I don't know if I have DID. I'm not sure at all! I want answers, how am I supposed to get them? With me, as said before, it's not for sure, but I think I have DID, I can't confirm it with a doctor or anyone, because of personal aspects of my life. But with me, I have different people, of different ages, ideas, names, perspectives of life, actions, and thoughts within me. Which I assume is an alter. I've got three so far, and am afraid there is another lurking around, but I'm not sure yet. I speak to them in my mind all the time. Like:
"What should I do now? What am i supposed to say?"
'Let me take over and deal with this.'
"No I want to!"
""Shut up both of you, and let me because you both don't know what you're talking about."
'Fine.'
"Whatever."
and that's just a normal thing for us. We talk to each other all the time, and rarely do I not remember some parts of the day but that's because they took over without permission, usually. I don't have such big memory loss, if any really. It's rare that I do, so that's why I'm so doubtful of having it at all.

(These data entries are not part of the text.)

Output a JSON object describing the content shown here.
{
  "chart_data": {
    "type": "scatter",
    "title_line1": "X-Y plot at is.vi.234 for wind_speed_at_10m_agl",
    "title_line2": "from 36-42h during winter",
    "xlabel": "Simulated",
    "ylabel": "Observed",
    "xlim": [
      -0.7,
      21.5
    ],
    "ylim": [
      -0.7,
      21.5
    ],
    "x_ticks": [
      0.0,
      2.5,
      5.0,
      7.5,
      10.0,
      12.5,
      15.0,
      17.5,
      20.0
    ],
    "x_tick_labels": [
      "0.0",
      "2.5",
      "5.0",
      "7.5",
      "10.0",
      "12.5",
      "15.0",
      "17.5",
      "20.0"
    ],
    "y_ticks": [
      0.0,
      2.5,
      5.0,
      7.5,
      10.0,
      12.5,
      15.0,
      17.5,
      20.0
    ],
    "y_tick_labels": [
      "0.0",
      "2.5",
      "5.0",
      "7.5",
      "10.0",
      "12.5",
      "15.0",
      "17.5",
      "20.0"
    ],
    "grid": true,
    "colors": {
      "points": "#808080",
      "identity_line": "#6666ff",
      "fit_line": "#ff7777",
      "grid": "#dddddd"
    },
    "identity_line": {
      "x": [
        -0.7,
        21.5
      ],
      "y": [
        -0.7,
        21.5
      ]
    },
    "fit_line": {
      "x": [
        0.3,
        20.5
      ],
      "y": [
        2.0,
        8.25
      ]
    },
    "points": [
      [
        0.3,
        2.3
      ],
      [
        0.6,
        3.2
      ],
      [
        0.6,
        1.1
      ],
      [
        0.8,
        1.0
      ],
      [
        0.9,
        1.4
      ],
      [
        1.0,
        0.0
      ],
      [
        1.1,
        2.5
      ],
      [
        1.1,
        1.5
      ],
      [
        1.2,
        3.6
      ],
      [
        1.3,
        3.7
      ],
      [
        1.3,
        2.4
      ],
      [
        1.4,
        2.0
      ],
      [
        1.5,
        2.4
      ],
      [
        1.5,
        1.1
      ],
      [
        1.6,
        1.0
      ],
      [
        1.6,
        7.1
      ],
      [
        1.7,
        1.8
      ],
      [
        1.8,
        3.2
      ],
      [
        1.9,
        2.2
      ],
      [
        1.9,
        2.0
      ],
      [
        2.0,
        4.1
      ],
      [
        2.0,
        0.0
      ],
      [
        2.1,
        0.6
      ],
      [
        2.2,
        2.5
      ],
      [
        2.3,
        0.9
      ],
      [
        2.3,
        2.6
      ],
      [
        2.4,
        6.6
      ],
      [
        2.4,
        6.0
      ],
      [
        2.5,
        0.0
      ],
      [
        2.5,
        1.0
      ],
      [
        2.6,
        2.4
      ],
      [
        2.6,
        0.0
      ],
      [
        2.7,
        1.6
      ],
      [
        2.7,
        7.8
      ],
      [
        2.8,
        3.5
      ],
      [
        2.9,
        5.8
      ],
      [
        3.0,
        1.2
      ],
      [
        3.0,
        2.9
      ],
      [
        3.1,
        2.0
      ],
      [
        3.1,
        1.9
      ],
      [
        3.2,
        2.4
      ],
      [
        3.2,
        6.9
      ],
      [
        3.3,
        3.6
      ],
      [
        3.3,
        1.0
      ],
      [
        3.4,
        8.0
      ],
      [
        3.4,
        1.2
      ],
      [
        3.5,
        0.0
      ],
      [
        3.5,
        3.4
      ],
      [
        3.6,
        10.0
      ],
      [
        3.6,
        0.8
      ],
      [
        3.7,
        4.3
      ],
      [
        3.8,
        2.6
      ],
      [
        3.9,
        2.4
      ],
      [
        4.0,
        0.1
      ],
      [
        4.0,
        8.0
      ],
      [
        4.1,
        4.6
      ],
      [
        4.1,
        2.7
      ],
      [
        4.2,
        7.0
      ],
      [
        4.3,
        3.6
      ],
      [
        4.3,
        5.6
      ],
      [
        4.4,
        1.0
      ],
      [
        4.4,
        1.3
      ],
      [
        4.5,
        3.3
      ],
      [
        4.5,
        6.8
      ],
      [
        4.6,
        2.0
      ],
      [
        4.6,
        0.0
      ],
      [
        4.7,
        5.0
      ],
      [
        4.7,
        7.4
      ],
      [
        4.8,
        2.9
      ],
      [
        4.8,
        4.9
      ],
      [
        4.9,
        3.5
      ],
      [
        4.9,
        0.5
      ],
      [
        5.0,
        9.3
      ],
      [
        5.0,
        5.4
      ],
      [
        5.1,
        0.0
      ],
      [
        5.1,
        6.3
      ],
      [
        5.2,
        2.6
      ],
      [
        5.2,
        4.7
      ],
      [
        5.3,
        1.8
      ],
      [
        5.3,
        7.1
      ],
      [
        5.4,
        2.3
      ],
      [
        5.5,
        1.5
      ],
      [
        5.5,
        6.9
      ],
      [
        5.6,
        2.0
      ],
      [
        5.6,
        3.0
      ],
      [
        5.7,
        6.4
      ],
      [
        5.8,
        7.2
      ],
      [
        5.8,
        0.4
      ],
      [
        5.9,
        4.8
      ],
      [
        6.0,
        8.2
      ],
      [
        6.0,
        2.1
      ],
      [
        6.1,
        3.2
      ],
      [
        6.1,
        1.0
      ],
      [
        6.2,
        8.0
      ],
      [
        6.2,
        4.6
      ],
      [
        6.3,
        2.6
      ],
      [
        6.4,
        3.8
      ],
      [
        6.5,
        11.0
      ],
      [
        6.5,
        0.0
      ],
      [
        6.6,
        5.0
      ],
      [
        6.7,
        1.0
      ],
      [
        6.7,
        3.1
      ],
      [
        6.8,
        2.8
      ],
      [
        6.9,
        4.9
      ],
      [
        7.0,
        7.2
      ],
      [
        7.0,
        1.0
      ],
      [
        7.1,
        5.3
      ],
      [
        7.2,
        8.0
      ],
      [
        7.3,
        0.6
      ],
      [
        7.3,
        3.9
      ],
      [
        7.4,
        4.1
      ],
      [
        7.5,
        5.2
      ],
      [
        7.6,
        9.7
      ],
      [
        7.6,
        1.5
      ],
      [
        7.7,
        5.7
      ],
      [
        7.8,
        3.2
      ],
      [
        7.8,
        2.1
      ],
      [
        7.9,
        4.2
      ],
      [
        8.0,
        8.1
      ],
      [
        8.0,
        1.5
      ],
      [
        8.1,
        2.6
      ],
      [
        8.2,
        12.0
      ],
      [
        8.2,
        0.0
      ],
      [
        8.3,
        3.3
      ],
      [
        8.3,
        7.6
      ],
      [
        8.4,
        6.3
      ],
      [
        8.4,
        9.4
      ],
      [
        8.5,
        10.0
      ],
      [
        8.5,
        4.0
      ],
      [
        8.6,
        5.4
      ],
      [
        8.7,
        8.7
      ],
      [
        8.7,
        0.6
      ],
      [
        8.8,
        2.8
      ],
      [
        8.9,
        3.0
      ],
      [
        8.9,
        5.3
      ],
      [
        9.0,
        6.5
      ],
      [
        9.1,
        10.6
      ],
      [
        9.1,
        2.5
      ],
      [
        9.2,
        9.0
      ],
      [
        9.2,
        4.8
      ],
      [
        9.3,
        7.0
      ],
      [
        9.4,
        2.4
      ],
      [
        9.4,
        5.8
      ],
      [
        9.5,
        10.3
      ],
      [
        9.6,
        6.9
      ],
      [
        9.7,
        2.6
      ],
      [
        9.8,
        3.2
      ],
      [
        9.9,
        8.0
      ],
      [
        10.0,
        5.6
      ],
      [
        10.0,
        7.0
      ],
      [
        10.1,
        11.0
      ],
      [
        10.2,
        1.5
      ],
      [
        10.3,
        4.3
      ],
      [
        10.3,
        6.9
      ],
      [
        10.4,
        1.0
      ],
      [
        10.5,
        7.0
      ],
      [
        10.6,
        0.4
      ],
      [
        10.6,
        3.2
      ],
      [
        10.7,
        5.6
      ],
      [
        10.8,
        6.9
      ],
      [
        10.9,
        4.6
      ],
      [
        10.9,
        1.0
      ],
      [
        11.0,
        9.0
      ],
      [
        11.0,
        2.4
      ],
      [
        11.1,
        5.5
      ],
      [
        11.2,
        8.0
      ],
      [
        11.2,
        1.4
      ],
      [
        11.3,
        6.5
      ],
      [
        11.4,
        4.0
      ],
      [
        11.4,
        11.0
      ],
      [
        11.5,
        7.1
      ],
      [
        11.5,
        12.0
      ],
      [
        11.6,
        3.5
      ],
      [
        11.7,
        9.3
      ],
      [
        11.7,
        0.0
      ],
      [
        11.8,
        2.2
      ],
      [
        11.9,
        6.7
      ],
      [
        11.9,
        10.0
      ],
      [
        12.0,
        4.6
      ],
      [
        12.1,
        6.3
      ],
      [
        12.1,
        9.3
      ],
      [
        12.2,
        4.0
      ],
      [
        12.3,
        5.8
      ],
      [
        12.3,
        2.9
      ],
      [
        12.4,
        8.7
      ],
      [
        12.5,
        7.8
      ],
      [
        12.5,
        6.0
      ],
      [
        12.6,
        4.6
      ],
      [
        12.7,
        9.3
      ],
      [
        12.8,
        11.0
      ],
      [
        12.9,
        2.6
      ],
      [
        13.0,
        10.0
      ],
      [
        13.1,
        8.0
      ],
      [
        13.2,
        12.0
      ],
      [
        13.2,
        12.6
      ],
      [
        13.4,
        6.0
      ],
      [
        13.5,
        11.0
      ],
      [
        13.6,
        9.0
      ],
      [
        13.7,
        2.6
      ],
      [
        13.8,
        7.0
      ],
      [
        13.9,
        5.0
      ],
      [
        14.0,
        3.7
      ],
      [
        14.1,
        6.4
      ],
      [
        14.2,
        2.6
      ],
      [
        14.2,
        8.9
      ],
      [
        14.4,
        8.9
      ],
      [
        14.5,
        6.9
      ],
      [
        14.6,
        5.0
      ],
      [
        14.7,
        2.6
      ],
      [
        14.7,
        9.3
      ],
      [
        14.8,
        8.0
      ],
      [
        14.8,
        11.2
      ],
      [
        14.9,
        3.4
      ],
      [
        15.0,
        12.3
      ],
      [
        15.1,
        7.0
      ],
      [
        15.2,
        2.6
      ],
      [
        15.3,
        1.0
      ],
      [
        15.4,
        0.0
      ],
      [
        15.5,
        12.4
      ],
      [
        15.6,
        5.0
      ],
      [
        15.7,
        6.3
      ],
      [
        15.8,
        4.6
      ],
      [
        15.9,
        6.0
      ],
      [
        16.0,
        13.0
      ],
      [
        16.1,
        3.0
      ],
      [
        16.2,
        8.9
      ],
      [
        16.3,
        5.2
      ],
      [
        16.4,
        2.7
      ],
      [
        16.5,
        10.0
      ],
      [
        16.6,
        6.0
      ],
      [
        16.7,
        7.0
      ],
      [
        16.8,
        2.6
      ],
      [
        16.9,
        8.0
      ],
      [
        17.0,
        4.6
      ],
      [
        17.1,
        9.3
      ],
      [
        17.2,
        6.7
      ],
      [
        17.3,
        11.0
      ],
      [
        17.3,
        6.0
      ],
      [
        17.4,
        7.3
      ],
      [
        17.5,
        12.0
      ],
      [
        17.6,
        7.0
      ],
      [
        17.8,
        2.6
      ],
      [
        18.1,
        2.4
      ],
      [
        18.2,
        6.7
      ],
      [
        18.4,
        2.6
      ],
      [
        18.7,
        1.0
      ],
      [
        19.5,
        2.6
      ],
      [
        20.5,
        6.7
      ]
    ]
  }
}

We all deal with different aspects of our life. One alter would deal with the abusive parents, another the druggie boyfriend, the other friends at school, so on and so forth.
I'm not sure. people have said that I do have it, but still, I don't truly know. =/ Can someone please tell me what I have or what I don't have? because I am CONfused! >_> people with DID should have loads of memory loss right? I don't have that! I just don't know. Simple.